November 11, 2011 12:00:00 AM IST MTG editorial
Mandeep Raikhy
Currently based in New Delhi, Mandeep started his professional career as a company member at the Danceworx Performing Arts Academy in 1999. In 2002, he moved to London to pursue a BA (Hons) degree in Dance Theatre at Laban, after which he immediately joined the Shobana Jeya Singh Dance Company. Ranging from Shobana Jeya Singh in London to Anusha Lall in New Delhi, his professional dance experience has been in contemporary movement vocabularies emerging out of experimentations with Bharatanatyam.
Anusha Lall
Anusha works in the field of classical dance and contemporary performance in New Delhi.

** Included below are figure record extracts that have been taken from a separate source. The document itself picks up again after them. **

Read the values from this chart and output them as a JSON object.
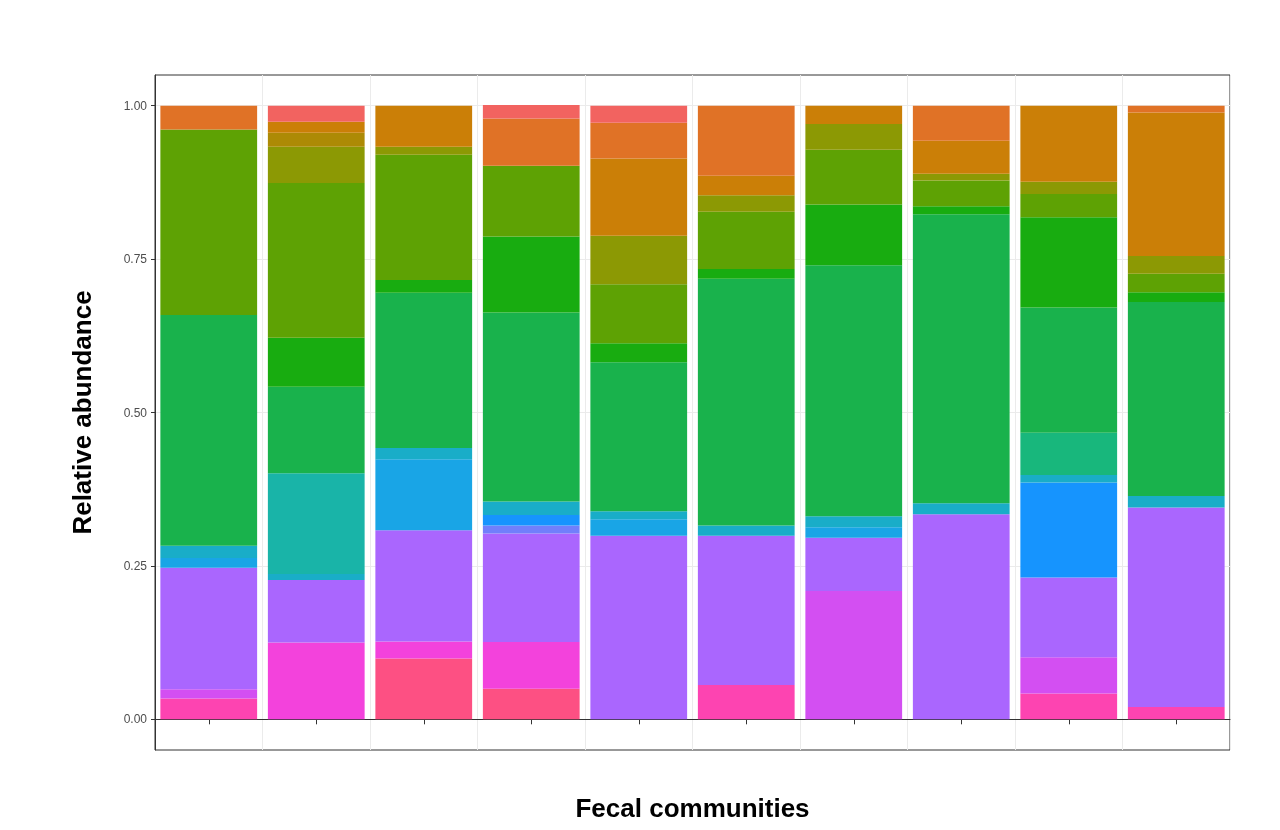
{
  "chart_data": {
    "type": "bar",
    "stacked": true,
    "xlabel": "Fecal communities",
    "ylabel": "Relative abundance",
    "categories": [
      null,
      null,
      null,
      null,
      null,
      null,
      null,
      null,
      null,
      null
    ],
    "ylim": [
      -0.05,
      1.05
    ],
    "yticks": [
      {
        "value": 0,
        "label": "0.00"
      },
      {
        "value": 0.25,
        "label": "0.25"
      },
      {
        "value": 0.5,
        "label": "0.50"
      },
      {
        "value": 0.75,
        "label": "0.75"
      },
      {
        "value": 1,
        "label": "1.00"
      }
    ],
    "grid": true,
    "series": [
      {
        "color": "#fd5083",
        "values": [
          null,
          null,
          0.099,
          0.05,
          null,
          null,
          null,
          null,
          null,
          null
        ]
      },
      {
        "color": "#fd44b1",
        "values": [
          0.034,
          null,
          null,
          null,
          null,
          0.056,
          null,
          null,
          0.042,
          0.02
        ]
      },
      {
        "color": "#f342dc",
        "values": [
          null,
          0.125,
          0.028,
          0.076,
          null,
          null,
          null,
          null,
          null,
          null
        ]
      },
      {
        "color": "#d34ff2",
        "values": [
          0.015,
          null,
          null,
          null,
          null,
          null,
          0.209,
          null,
          0.059,
          null
        ]
      },
      {
        "color": "#aa66fe",
        "values": [
          0.198,
          0.102,
          0.181,
          0.177,
          0.299,
          0.243,
          0.087,
          0.334,
          0.13,
          0.325
        ]
      },
      {
        "color": "#717ffb",
        "values": [
          null,
          null,
          null,
          0.013,
          null,
          null,
          null,
          null,
          null,
          null
        ]
      },
      {
        "color": "#1694fe",
        "values": [
          null,
          null,
          null,
          0.017,
          null,
          null,
          null,
          null,
          0.155,
          null
        ]
      },
      {
        "color": "#19a5e6",
        "values": [
          0.016,
          null,
          0.116,
          null,
          0.027,
          null,
          0.017,
          null,
          null,
          null
        ]
      },
      {
        "color": "#19adc8",
        "values": [
          0.02,
          0.01,
          0.018,
          0.022,
          0.013,
          0.017,
          0.018,
          0.018,
          0.012,
          0.019
        ]
      },
      {
        "color": "#19b4a8",
        "values": [
          null,
          0.164,
          null,
          null,
          null,
          null,
          null,
          null,
          null,
          null
        ]
      },
      {
        "color": "#18b77c",
        "values": [
          null,
          null,
          null,
          null,
          null,
          null,
          null,
          null,
          0.069,
          null
        ]
      },
      {
        "color": "#19b24c",
        "values": [
          0.376,
          0.141,
          0.253,
          0.308,
          0.243,
          0.402,
          0.409,
          0.471,
          0.204,
          0.316
        ]
      },
      {
        "color": "#18ac10",
        "values": [
          null,
          0.08,
          0.021,
          0.124,
          0.031,
          0.016,
          0.099,
          0.013,
          0.147,
          0.016
        ]
      },
      {
        "color": "#5ea204",
        "values": [
          0.302,
          0.252,
          0.204,
          0.115,
          0.096,
          0.093,
          0.089,
          0.042,
          0.038,
          0.03
        ]
      },
      {
        "color": "#8c9904",
        "values": [
          null,
          0.059,
          0.013,
          null,
          0.079,
          0.027,
          0.042,
          0.011,
          0.02,
          0.029
        ]
      },
      {
        "color": "#ad8a05",
        "values": [
          null,
          0.023,
          null,
          null,
          null,
          null,
          null,
          null,
          null,
          null
        ]
      },
      {
        "color": "#cb7f07",
        "values": [
          null,
          0.018,
          0.067,
          null,
          0.126,
          0.032,
          0.03,
          0.054,
          0.124,
          0.234
        ]
      },
      {
        "color": "#e07226",
        "values": [
          0.039,
          null,
          null,
          0.077,
          0.058,
          0.114,
          null,
          0.057,
          null,
          0.011
        ]
      },
      {
        "color": "#f26360",
        "values": [
          null,
          0.026,
          null,
          0.022,
          0.028,
          null,
          null,
          null,
          null,
          null
        ]
      }
    ]
  }
}
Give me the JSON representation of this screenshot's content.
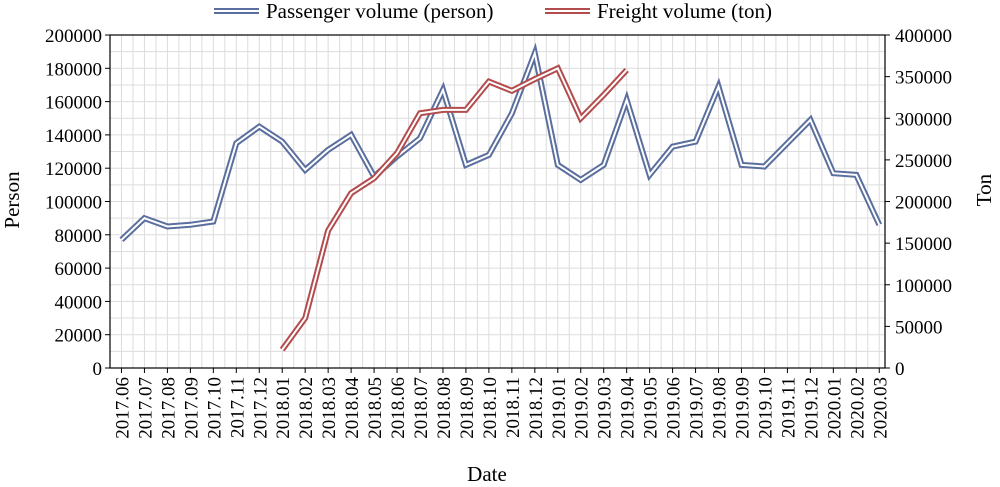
{
  "chart_data": {
    "type": "line",
    "xlabel": "Date",
    "ylabel_left": "Person",
    "ylabel_right": "Ton",
    "ylim_left": [
      0,
      200000
    ],
    "ylim_right": [
      0,
      400000
    ],
    "yticks_left": [
      "0",
      "20000",
      "40000",
      "60000",
      "80000",
      "100000",
      "120000",
      "140000",
      "160000",
      "180000",
      "200000"
    ],
    "yticks_right": [
      "0",
      "50000",
      "100000",
      "150000",
      "200000",
      "250000",
      "300000",
      "350000",
      "400000"
    ],
    "legend_position": "top-center",
    "grid": true,
    "categories": [
      "2017.06",
      "2017.07",
      "2017.08",
      "2017.09",
      "2017.10",
      "2017.11",
      "2017.12",
      "2018.01",
      "2018.02",
      "2018.03",
      "2018.04",
      "2018.05",
      "2018.06",
      "2018.07",
      "2018.08",
      "2018.09",
      "2018.10",
      "2018.11",
      "2018.12",
      "2019.01",
      "2019.02",
      "2019.03",
      "2019.04",
      "2019.05",
      "2019.06",
      "2019.07",
      "2019.08",
      "2019.09",
      "2019.10",
      "2019.11",
      "2019.12",
      "2020.01",
      "2020.02",
      "2020.03"
    ],
    "series": [
      {
        "name": "Passenger volume (person)",
        "axis": "left",
        "color": "#5b6f9e",
        "values": [
          77000,
          90000,
          85000,
          86000,
          88000,
          135000,
          145000,
          136000,
          119000,
          131000,
          140000,
          115000,
          127000,
          138000,
          167000,
          122000,
          128000,
          153000,
          189000,
          122000,
          113000,
          122000,
          161000,
          116000,
          133000,
          136000,
          169000,
          122000,
          121000,
          135000,
          149000,
          117000,
          116000,
          86000
        ]
      },
      {
        "name": "Freight volume (ton)",
        "axis": "right",
        "color": "#b34d4d",
        "values": [
          null,
          null,
          null,
          null,
          null,
          null,
          null,
          22000,
          60000,
          165000,
          210000,
          228000,
          258000,
          306000,
          310000,
          310000,
          344000,
          333000,
          347000,
          360000,
          300000,
          328000,
          358000,
          null,
          null,
          null,
          null,
          null,
          null,
          null,
          null,
          null,
          null,
          null
        ]
      }
    ]
  }
}
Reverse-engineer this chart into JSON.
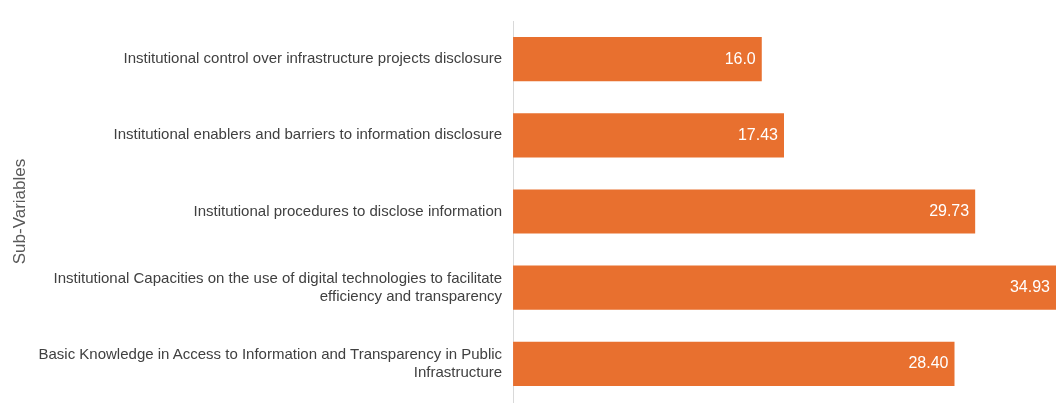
{
  "chart_data": {
    "type": "bar",
    "orientation": "horizontal",
    "ylabel": "Sub-Variables",
    "categories": [
      "Institutional control over infrastructure projects disclosure",
      "Institutional enablers and barriers to information disclosure",
      "Institutional procedures to disclose information",
      "Institutional Capacities on the use of digital technologies to facilitate efficiency and transparency",
      "Basic Knowledge in Access to Information and Transparency in Public Infrastructure"
    ],
    "values": [
      16.0,
      17.43,
      29.73,
      34.93,
      28.4
    ],
    "value_labels": [
      "16.0",
      "17.43",
      "29.73",
      "34.93",
      "28.40"
    ],
    "color": "#e8702f",
    "legend": false
  }
}
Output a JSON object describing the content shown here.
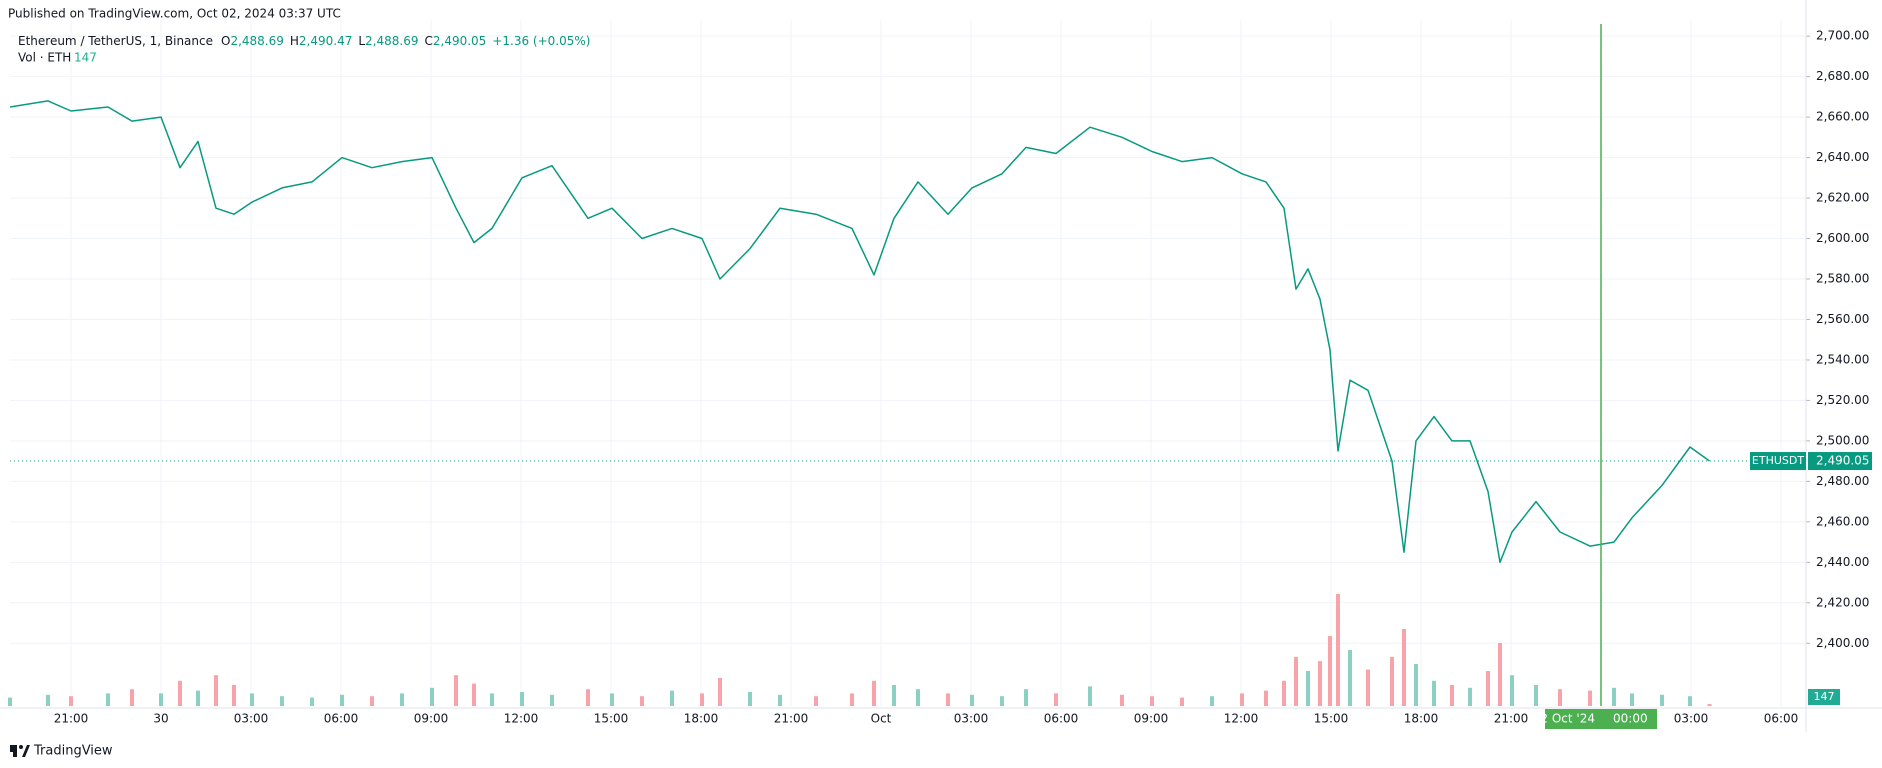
{
  "chart_data": {
    "type": "line",
    "header": "Published on TradingView.com, Oct 02, 2024 03:37 UTC",
    "legend": {
      "symbol": "Ethereum / TetherUS, 1, Binance",
      "ohlc": [
        {
          "key": "O",
          "value": "2,488.69"
        },
        {
          "key": "H",
          "value": "2,490.47"
        },
        {
          "key": "L",
          "value": "2,488.69"
        },
        {
          "key": "C",
          "value": "2,490.05"
        }
      ],
      "change": "+1.36 (+0.05%)"
    },
    "x": [
      "2024-09-29T18:58",
      "2024-09-29T20:14",
      "2024-09-29T21:00",
      "2024-09-29T22:14",
      "2024-09-29T23:02",
      "2024-09-30T00:00",
      "2024-09-30T00:38",
      "2024-09-30T01:14",
      "2024-09-30T01:50",
      "2024-09-30T02:26",
      "2024-09-30T03:02",
      "2024-09-30T04:02",
      "2024-09-30T05:02",
      "2024-09-30T06:02",
      "2024-09-30T07:02",
      "2024-09-30T08:02",
      "2024-09-30T09:02",
      "2024-09-30T09:50",
      "2024-09-30T10:26",
      "2024-09-30T11:02",
      "2024-09-30T12:02",
      "2024-09-30T13:02",
      "2024-09-30T14:14",
      "2024-09-30T15:02",
      "2024-09-30T16:02",
      "2024-09-30T17:02",
      "2024-09-30T18:02",
      "2024-09-30T18:38",
      "2024-09-30T19:38",
      "2024-09-30T20:38",
      "2024-09-30T21:50",
      "2024-09-30T23:02",
      "2024-09-30T23:46",
      "2024-10-01T00:26",
      "2024-10-01T01:14",
      "2024-10-01T02:14",
      "2024-10-01T03:02",
      "2024-10-01T04:02",
      "2024-10-01T04:50",
      "2024-10-01T05:50",
      "2024-10-01T06:58",
      "2024-10-01T08:02",
      "2024-10-01T09:02",
      "2024-10-01T10:02",
      "2024-10-01T11:02",
      "2024-10-01T12:02",
      "2024-10-01T12:50",
      "2024-10-01T13:26",
      "2024-10-01T13:50",
      "2024-10-01T14:14",
      "2024-10-01T14:38",
      "2024-10-01T14:58",
      "2024-10-01T15:14",
      "2024-10-01T15:38",
      "2024-10-01T16:14",
      "2024-10-01T17:02",
      "2024-10-01T17:26",
      "2024-10-01T17:50",
      "2024-10-01T18:26",
      "2024-10-01T19:02",
      "2024-10-01T19:38",
      "2024-10-01T20:14",
      "2024-10-01T20:38",
      "2024-10-01T21:02",
      "2024-10-01T21:50",
      "2024-10-01T22:38",
      "2024-10-01T23:38",
      "2024-10-02T00:26",
      "2024-10-02T01:02",
      "2024-10-02T02:02",
      "2024-10-02T02:58",
      "2024-10-02T03:37"
    ],
    "series": [
      {
        "name": "ETHUSDT",
        "color": "#089981",
        "values": [
          2665,
          2668,
          2663,
          2665,
          2658,
          2660,
          2635,
          2648,
          2615,
          2612,
          2618,
          2625,
          2628,
          2640,
          2635,
          2638,
          2640,
          2615,
          2598,
          2605,
          2630,
          2636,
          2610,
          2615,
          2600,
          2605,
          2600,
          2580,
          2595,
          2615,
          2612,
          2605,
          2582,
          2610,
          2628,
          2612,
          2625,
          2632,
          2645,
          2642,
          2655,
          2650,
          2643,
          2638,
          2640,
          2632,
          2628,
          2615,
          2575,
          2585,
          2570,
          2545,
          2495,
          2530,
          2525,
          2490,
          2445,
          2500,
          2512,
          2500,
          2500,
          2475,
          2440,
          2455,
          2470,
          2455,
          2448,
          2450,
          2462,
          2478,
          2497,
          2490.05
        ]
      },
      {
        "name": "Vol · ETH",
        "axis": "volume",
        "up_color": "#8ccfc3",
        "down_color": "#f7a3a9",
        "values": [
          600,
          800,
          700,
          900,
          1200,
          900,
          1800,
          1100,
          2200,
          1500,
          900,
          700,
          600,
          800,
          700,
          900,
          1300,
          2200,
          1600,
          900,
          1000,
          800,
          1200,
          900,
          700,
          1100,
          900,
          2000,
          1000,
          800,
          700,
          900,
          1800,
          1500,
          1200,
          900,
          800,
          700,
          1200,
          900,
          1400,
          800,
          700,
          600,
          700,
          900,
          1100,
          1800,
          3500,
          2500,
          3200,
          5000,
          8000,
          4000,
          2600,
          3500,
          5500,
          3000,
          1800,
          1500,
          1300,
          2500,
          4500,
          2200,
          1500,
          1200,
          1100,
          1300,
          900,
          800,
          700,
          147
        ]
      }
    ],
    "xlim": [
      "2024-09-29T18:58",
      "2024-10-02T06:50"
    ],
    "xticks": [
      {
        "value": "2024-09-29T21:00",
        "label": "21:00"
      },
      {
        "value": "2024-09-30T00:00",
        "label": "30"
      },
      {
        "value": "2024-09-30T03:00",
        "label": "03:00"
      },
      {
        "value": "2024-09-30T06:00",
        "label": "06:00"
      },
      {
        "value": "2024-09-30T09:00",
        "label": "09:00"
      },
      {
        "value": "2024-09-30T12:00",
        "label": "12:00"
      },
      {
        "value": "2024-09-30T15:00",
        "label": "15:00"
      },
      {
        "value": "2024-09-30T18:00",
        "label": "18:00"
      },
      {
        "value": "2024-09-30T21:00",
        "label": "21:00"
      },
      {
        "value": "2024-10-01T00:00",
        "label": "Oct"
      },
      {
        "value": "2024-10-01T03:00",
        "label": "03:00"
      },
      {
        "value": "2024-10-01T06:00",
        "label": "06:00"
      },
      {
        "value": "2024-10-01T09:00",
        "label": "09:00"
      },
      {
        "value": "2024-10-01T12:00",
        "label": "12:00"
      },
      {
        "value": "2024-10-01T15:00",
        "label": "15:00"
      },
      {
        "value": "2024-10-01T18:00",
        "label": "18:00"
      },
      {
        "value": "2024-10-01T21:00",
        "label": "21:00"
      },
      {
        "value": "2024-10-02T03:00",
        "label": "03:00"
      },
      {
        "value": "2024-10-02T06:00",
        "label": "06:00"
      }
    ],
    "ylim": [
      2369,
      2706
    ],
    "yticks": [
      {
        "value": 2400,
        "label": "2,400.00"
      },
      {
        "value": 2420,
        "label": "2,420.00"
      },
      {
        "value": 2440,
        "label": "2,440.00"
      },
      {
        "value": 2460,
        "label": "2,460.00"
      },
      {
        "value": 2480,
        "label": "2,480.00"
      },
      {
        "value": 2500,
        "label": "2,500.00"
      },
      {
        "value": 2520,
        "label": "2,520.00"
      },
      {
        "value": 2540,
        "label": "2,540.00"
      },
      {
        "value": 2560,
        "label": "2,560.00"
      },
      {
        "value": 2580,
        "label": "2,580.00"
      },
      {
        "value": 2600,
        "label": "2,600.00"
      },
      {
        "value": 2620,
        "label": "2,620.00"
      },
      {
        "value": 2640,
        "label": "2,640.00"
      },
      {
        "value": 2660,
        "label": "2,660.00"
      },
      {
        "value": 2680,
        "label": "2,680.00"
      },
      {
        "value": 2700,
        "label": "2,700.00"
      }
    ],
    "vlim": [
      0,
      10000
    ],
    "grid": true,
    "last_price": {
      "label": "ETHUSDT",
      "value": 2490.05,
      "value_label": "2,490.05",
      "color": "#089981"
    },
    "crosshair": {
      "x": "2024-10-02T00:00",
      "date_label": "02 Oct '24",
      "time_label": "00:00",
      "color": "#4caf50"
    },
    "footer": "TradingView"
  }
}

Anusha's interest in dance spans choreography, performance, teaching and research. Her recent choreographic works - Sambodhan, Vyuti and Tilt have been inspired from the movement vocabulary of Bharatanatyam and attempt to discover fresh dynamics and create new perspectives in the way that it is performed and viewed. Anusha collaborates with artists from other disciplines, such as theatre, video, architecture and sculpture to discover new impulses to create work. She is director and founder member of Gati, a Delhi-based forum for dance practice and research.
Astad Deboo
Today, Astad Deboo's name is synonymous with Contemporary Indian Dance, a style that he pioneered at a time when innovation in Indian dance was not easily accepted. His stunning signature style is characterised by intense focus, concentration, and technical virtuosity, along with a distinctively Indian aesthetic of evoking rasa. Even his most abstract dance has a lot of feeling in it and reaches his audience with profound emotional engagement. This multifaceted artist's accomplished solo, group, and collaborative choreography includes his work with the Manipuri thang-ta (martial arts), and pungcholam drum dancers in Rhythm Divine. His humanistic social vision has inspired his creative choreography over the past twenty years with the deaf-first with The Action Players (Dancing Dolphins) in Kolkata, and then with The Clarke School for the Deaf. His choreography entitled ContraPosition with the Clarke School has travelled across India, Southeast Asia, Europe and Australia. The Astad Deboo Foundation, formed in 2002, aims to provide creative training to both the able and the disabled, and to facilitate the artistic development of talented deaf dancers.
Navtej Johar
Navtej is a Bharatanatyam exponent and a choreographer, whose work is unique in that it freely traverses between the traditional and the avant-garde. Trained in Bharatanatyam at Kalakshetra, Chennai and with Leela Samson at the Shriram Bharatiya Kala Kendra, New Delhi, he also studied at the Department of Performance Studies, New York University. With performances at prestigious venues all over the world and several successful international collaborations to his name, Johar is today recognised as a cutting edge performer whose work is sensitive, compelling, evocative and layered. A recipient of the Times of India Fellowship, 1995, and the Charles Wallace Fellowship, 1999, Johar was the performance director of the Commonwealth Parade, for the Queen's Golden Jubilee Celebrations, at London, in June 2002.
Hiroshi Miyamoto
Hiroshi was born in Japan. After completing his bachelor of law degree from Hosei University in Tokyo, he moved to Canada to study dance. He was a student in the Performance Training Program at Main Dance in Vancouver, B.C. in 1995/1996, and a scholarship student of the Merce Cunningham Studio in Manhattan, N.Y. in 1998/2000. He is a co-founder and collective member of Green Tea - a collective of Japanese dancers in Toronto. He is also a collective member of 3M Dances. As a dancer, he has worked professionally in diverse styles and with numerous choreographers in Toronto and New York. He is a company member and rehearsal director of in DANCE/Hari Krishnan.